BALANÇO O que sente quando olha para trás e vê tudo que conquistou ao longo dos seus 35 anos de carreira?


Por mais que eu tenha passado por caminhos de pedra e muitas dificuldades, bate uma saudade de tudo que vivenciei, principalmente porque não conto mais com o respaldo dos meus pais. Eles já não estão mais aqui, me guiando... Hoje, apesar de a minha família e os meus amigos serem bem presentes, quando eu preciso resolver algo, me pego pensando o que os meus pais iriam sugerir em cada situação.

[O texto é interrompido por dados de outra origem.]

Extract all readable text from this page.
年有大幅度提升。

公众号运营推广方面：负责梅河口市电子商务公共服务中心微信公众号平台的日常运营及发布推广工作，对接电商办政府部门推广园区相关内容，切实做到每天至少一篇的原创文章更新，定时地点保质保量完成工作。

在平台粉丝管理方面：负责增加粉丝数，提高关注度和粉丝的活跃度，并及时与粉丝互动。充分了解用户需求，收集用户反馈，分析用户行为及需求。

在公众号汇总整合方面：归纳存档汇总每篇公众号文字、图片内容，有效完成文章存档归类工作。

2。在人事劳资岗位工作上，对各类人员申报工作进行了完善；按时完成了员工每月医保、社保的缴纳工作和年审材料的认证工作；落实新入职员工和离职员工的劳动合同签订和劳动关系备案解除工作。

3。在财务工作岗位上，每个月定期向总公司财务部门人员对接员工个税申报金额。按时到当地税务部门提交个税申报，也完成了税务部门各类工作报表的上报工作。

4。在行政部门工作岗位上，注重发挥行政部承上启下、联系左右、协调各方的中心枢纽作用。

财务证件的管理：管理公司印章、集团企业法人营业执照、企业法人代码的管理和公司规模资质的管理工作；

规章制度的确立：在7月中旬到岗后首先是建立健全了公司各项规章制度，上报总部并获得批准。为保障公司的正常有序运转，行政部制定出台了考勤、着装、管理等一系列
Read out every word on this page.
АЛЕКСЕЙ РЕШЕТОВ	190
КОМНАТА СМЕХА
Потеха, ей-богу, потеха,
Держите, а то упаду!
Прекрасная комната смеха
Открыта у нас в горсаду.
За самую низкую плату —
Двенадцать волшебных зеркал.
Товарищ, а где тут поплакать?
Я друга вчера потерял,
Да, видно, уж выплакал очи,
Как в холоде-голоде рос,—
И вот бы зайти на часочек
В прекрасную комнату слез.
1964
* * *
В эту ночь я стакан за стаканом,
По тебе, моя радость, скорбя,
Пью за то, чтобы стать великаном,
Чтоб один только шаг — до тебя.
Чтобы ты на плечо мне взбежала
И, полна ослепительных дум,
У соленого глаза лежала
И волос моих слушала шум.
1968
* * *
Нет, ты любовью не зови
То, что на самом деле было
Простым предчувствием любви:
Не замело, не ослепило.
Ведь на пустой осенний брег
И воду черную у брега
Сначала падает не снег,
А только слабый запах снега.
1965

Entre tantos desafios, quais foram os mais marcantes?


Já recebi bastante puxada de tapete, inclusive de pessoas das quais eu gostava e havia ajudado profissionalmente. É complicado alguém, que você considera amigo, tentar te queimar para conseguir um trabalho. Ainda estou aprendendo a assimilar isso e levar tudo numa boa. Mesmo assim, continuo apoiando quem acho que tem talento e carisma e que, na minha opinião, merece estar em um lugar melhor. O que eu não espero mais é qualquer tipo de reconhecimento ou gratidão.


E as dificuldades financeiras foram muitas até aqui?


Sim! O artista, quando não alcança um patamar de fama, sofre bastante para se manter. O músico, independentemente de ser homem ou mulher, ainda não é valorizado como deveria. No momento, sou eu quem sustenta a minha família.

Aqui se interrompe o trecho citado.